Existing hormonal modalities, such as GnRH agonists, have been widely used and accepted as a treatment option for endometriosis. However, their long-term use is associated with high risk of hypoestrogenic side effects and significant decrease in bone mineral density if administered without hormonal replacement therapy. Conversely, Dienogest has demonstrated a favourable safety profile, as proven by high compliance and a low discontinuation rate secondary to adverse effects after prolonged use [14].

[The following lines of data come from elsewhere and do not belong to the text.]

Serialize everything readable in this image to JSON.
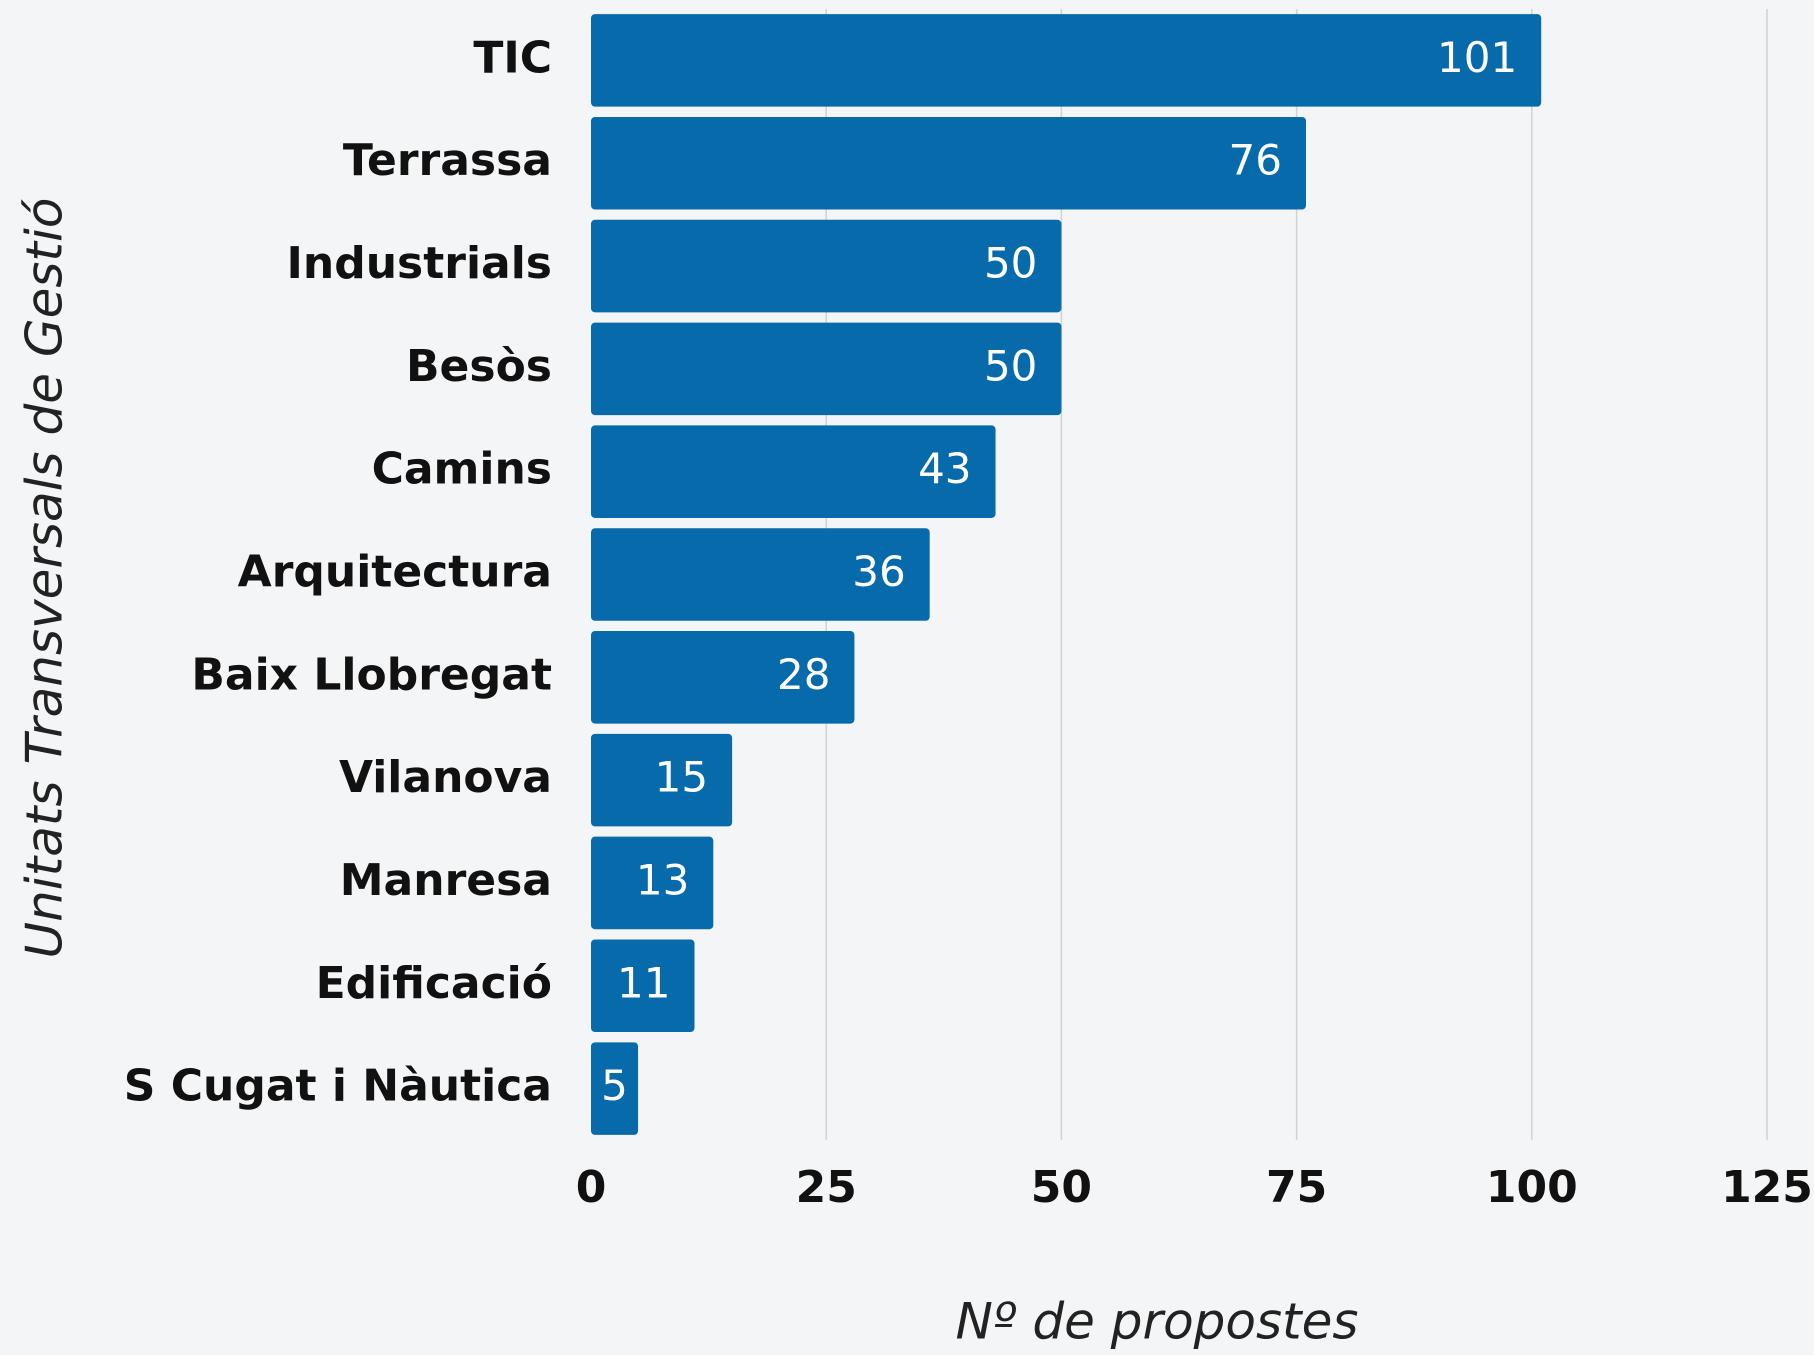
{
  "chart_data": {
    "type": "bar",
    "orientation": "horizontal",
    "categories": [
      "TIC",
      "Terrassa",
      "Industrials",
      "Besòs",
      "Camins",
      "Arquitectura",
      "Baix Llobregat",
      "Vilanova",
      "Manresa",
      "Edificació",
      "S Cugat i Nàutica"
    ],
    "values": [
      101,
      76,
      50,
      50,
      43,
      36,
      28,
      15,
      13,
      11,
      5
    ],
    "color": "#066aab",
    "xlim": [
      0,
      125
    ],
    "xticks": [
      0,
      25,
      50,
      75,
      100,
      125
    ],
    "grid": true,
    "x_label": "Nº de propostes",
    "y_label": "Unitats Transversals de Gestió"
  }
}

Further, the majority of patients with endometriosis are of reproductive age; fertility is therefore an important consideration when counselling patients on the long-term management of endometriosis. While Dienogest does not function as a contraceptive method, it provides complete ovulation inhibition if administered at 2 mg daily [19]. Pharmacological data revealed a prompt return to fertility with the rapid resumption of ovulation (ranging 1-43 days) upon cessation of Dienogest [20]. Notably, this case reinforces the importance of continuous hormonal suppression following surgery in patients with severe or deep endometriosis to reduce recurrence risk [10].
Conclusions
DIE remains a treatment conundrum for both gynaecologists and patients, with significant risks complicating surgical intervention and excision of DIE. The continual development of imaging modalities and increasing awareness of endometriosis and its effect on the quality of life of affected women have inadvertently led to the increasing incidence of deep infiltrating endometriosis. While Dienogest is becoming more widely accepted as one of the mainstay medical management options for DIE, there still remains a scarcity in studies assessing its efficacy and its adverse reactions in the long-term in the treatment of specifically rectovaginal endometriosis. The above lessons gleaned from this experience reinforce the need for greater sharing of outcomes and experiences of rare presentations of DIE, allowing future systematic review and reliable conclusions regarding different treatment modalities for these rare scenarios.